Programda, terör sorununun çözümü noktasında esas müzakerelerin devlet ile Öcalan’dan öte, Öcalan ile Kandil’deki PKK yönetimi ve genel anlamda temsil etme iddiasında bulundukları Kürt kamuoyu arasında dolaylı şekilde gerçekleştiği düşüncesi öne çıkarken, bir tarafta Murat Karayılan’ın temsil ettiği ve onun altında başka bir grubun daha bulunduğu bir odak, diğer yanda da Öcalan ve aracılardan oluşan çok aktörlü bir sürecin yaşandığı ifade edildi.
MİT ile PKK arasında gerçekleşen Oslo görüşmelerinin kesintiye uğraması sonrası yaşanan yeni sürecin, Oslo görüşmelerinden farklarının da değerlendirildiği programda, yeni başlayan süreci Türkiye’nin kendi başına hallettiği ve dışardan batılı, Avrupalı ya da herhangi başka bir aktörün bulunmadığı bir süreç yaşandığı ifade edildi.
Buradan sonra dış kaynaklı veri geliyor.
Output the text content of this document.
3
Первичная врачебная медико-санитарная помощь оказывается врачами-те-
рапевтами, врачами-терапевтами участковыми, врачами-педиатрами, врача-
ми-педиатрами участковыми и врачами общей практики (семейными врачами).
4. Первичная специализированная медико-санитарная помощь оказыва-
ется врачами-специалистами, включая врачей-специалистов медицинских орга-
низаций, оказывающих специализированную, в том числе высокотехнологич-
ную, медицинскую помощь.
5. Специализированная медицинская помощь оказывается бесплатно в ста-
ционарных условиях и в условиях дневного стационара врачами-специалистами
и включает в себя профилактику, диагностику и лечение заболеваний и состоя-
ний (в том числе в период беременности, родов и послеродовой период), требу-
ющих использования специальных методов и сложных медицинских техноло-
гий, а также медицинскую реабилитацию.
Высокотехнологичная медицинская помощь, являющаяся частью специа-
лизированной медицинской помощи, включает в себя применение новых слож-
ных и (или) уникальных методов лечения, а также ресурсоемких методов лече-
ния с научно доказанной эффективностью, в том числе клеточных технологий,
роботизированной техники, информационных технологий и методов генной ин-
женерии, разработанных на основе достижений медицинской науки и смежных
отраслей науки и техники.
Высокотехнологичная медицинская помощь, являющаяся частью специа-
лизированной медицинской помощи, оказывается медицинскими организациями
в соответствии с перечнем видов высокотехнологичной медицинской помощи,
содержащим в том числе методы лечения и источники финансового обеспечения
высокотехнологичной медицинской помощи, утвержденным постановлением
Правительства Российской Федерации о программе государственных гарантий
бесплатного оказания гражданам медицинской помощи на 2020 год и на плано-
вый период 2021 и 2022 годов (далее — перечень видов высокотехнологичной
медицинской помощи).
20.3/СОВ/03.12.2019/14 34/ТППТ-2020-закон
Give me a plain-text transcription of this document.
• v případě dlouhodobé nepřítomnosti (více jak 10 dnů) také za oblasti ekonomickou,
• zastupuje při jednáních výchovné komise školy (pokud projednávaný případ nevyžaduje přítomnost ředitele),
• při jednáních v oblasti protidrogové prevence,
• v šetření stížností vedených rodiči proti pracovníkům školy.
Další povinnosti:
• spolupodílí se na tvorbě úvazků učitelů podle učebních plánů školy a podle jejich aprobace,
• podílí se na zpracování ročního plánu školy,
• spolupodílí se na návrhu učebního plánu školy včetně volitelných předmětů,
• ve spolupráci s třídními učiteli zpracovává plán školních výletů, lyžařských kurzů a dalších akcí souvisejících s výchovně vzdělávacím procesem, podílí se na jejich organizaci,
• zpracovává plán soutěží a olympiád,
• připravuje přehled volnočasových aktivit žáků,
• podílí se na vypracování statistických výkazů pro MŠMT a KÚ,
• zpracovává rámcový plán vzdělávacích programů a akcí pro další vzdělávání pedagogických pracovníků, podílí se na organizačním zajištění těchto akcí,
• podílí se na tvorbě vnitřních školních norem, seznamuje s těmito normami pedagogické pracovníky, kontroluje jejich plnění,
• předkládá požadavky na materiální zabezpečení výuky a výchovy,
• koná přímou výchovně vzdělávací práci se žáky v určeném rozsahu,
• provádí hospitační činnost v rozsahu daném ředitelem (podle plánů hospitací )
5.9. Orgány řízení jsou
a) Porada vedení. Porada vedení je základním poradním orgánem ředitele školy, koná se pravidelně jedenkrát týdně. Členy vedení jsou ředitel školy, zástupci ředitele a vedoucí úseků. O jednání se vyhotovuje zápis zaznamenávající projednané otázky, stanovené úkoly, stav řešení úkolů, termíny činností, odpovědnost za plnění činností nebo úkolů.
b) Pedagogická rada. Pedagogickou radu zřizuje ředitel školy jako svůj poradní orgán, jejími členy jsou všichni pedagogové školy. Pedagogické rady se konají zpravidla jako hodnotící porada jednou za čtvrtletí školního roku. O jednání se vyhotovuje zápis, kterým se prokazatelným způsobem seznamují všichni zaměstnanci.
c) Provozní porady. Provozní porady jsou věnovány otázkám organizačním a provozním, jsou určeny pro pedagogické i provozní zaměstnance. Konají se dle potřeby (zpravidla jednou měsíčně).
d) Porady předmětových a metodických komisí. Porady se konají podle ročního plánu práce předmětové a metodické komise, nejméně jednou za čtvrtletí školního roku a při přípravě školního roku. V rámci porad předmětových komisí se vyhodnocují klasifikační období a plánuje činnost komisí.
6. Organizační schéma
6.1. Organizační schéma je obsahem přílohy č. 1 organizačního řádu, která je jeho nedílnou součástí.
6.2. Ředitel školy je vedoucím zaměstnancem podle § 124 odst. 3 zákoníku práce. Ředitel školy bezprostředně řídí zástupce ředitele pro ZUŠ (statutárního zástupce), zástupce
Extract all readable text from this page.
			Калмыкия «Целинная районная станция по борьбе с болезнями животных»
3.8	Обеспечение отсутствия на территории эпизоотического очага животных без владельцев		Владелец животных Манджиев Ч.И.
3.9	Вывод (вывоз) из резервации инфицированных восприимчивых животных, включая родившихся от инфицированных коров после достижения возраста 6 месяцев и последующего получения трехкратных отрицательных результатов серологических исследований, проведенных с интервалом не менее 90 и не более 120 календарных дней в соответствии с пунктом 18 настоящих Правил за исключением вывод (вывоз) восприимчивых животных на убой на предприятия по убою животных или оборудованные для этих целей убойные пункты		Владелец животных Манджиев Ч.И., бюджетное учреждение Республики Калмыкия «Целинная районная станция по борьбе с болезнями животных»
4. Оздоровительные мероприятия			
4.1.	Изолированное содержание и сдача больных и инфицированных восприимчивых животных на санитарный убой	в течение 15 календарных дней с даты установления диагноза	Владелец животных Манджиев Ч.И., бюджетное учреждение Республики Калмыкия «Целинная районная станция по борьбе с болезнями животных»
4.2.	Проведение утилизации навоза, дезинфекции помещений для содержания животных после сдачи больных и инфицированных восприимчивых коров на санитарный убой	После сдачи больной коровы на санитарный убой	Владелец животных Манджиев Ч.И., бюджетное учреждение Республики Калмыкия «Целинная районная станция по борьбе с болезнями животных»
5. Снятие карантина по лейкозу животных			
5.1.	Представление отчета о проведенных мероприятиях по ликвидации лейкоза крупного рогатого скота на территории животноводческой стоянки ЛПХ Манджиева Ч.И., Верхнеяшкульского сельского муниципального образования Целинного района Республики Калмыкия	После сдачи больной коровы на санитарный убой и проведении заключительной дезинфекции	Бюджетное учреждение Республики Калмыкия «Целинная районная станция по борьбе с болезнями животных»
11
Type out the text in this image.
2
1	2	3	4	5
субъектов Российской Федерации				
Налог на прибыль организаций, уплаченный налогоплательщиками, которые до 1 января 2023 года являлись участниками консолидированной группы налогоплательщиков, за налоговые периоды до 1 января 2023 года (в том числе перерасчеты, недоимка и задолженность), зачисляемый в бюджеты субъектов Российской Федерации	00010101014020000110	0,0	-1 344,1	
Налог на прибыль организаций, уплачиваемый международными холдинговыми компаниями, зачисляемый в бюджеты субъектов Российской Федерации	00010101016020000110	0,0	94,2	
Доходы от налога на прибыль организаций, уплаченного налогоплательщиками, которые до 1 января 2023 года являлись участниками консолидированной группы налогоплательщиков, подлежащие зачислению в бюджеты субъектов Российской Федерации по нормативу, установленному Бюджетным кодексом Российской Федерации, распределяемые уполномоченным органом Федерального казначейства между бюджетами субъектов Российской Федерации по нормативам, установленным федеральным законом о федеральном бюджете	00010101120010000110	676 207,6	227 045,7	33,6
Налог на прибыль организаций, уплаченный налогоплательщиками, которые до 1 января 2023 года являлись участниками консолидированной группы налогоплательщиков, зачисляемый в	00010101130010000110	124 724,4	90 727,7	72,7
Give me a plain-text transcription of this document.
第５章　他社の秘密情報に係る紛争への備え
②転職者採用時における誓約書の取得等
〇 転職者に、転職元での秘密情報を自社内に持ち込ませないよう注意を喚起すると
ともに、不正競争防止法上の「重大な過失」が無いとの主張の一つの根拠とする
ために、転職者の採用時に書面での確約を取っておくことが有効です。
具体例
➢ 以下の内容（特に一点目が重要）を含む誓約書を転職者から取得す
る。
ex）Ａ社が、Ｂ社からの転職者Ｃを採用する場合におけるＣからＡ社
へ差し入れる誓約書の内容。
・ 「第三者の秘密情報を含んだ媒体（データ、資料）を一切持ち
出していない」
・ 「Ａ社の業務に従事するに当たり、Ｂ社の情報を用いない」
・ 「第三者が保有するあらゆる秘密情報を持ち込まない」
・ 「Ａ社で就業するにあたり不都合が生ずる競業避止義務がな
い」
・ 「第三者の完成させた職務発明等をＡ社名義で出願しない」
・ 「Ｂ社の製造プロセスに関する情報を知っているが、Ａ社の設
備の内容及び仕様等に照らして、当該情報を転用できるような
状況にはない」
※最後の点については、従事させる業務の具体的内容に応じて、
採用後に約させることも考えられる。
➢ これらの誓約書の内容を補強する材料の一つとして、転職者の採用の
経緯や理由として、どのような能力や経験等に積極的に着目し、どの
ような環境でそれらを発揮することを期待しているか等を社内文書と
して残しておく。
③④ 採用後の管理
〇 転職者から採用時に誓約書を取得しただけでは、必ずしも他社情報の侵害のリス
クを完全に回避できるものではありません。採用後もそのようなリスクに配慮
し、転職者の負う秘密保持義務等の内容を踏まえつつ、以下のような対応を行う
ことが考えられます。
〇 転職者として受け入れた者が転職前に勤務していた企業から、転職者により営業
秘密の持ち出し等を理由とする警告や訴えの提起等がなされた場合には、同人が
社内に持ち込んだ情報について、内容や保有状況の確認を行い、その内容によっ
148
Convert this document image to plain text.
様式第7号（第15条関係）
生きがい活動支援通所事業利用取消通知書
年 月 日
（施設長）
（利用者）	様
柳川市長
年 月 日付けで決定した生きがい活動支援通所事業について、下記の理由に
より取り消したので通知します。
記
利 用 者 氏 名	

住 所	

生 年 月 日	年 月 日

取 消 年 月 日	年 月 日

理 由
Oslo sürecinde yer alan yabancı aracıların, görüşmelerin dışarı sızmasında en büyük etken olduğunun vurgulandığı programda, bu sebeple böyle bir sıkıntı yaşanmaması adına yeni süreçte BDP’nin devrede olduğu belirtildi.
Oslo sürecinin aksine, taraflar arasında sınırları belirlenmiş görüşmelerin yaşandığı vurgulanan programda, yeni süreçte devlet tarafından daha baştan üniter devlet çerçevesinin korunacağı, federasyon, özerklik vb. taleplerin kabul görmeyeceği belirtilerek sınırların çizildiği ve yerel yönetimlerin güçlendirilmesiyle çözümün söz konusu olabileceği düşüncesi öne çıktı.
Görüşmelerde, Öcalan’ın iki temele indirgenmiş düşünceyle hareket ettiği de belirtilen programda, Öcalan’ın Mayıs ayına kadar PKK’nın silahlı güçlerini Türkiye dışına çıkartmayı, eğer olursa Eylül’e kadar da bir silahsızlanmanın gerçekleşmesi düşüncesinde olduğu ifade edilirken, ancak bu durumda masaya oturmanın gündeme gelebileceği ve Öcalan’ın Kandil yönetimini bu noktada tatmin etmek zorunda olduğu kaydedildi.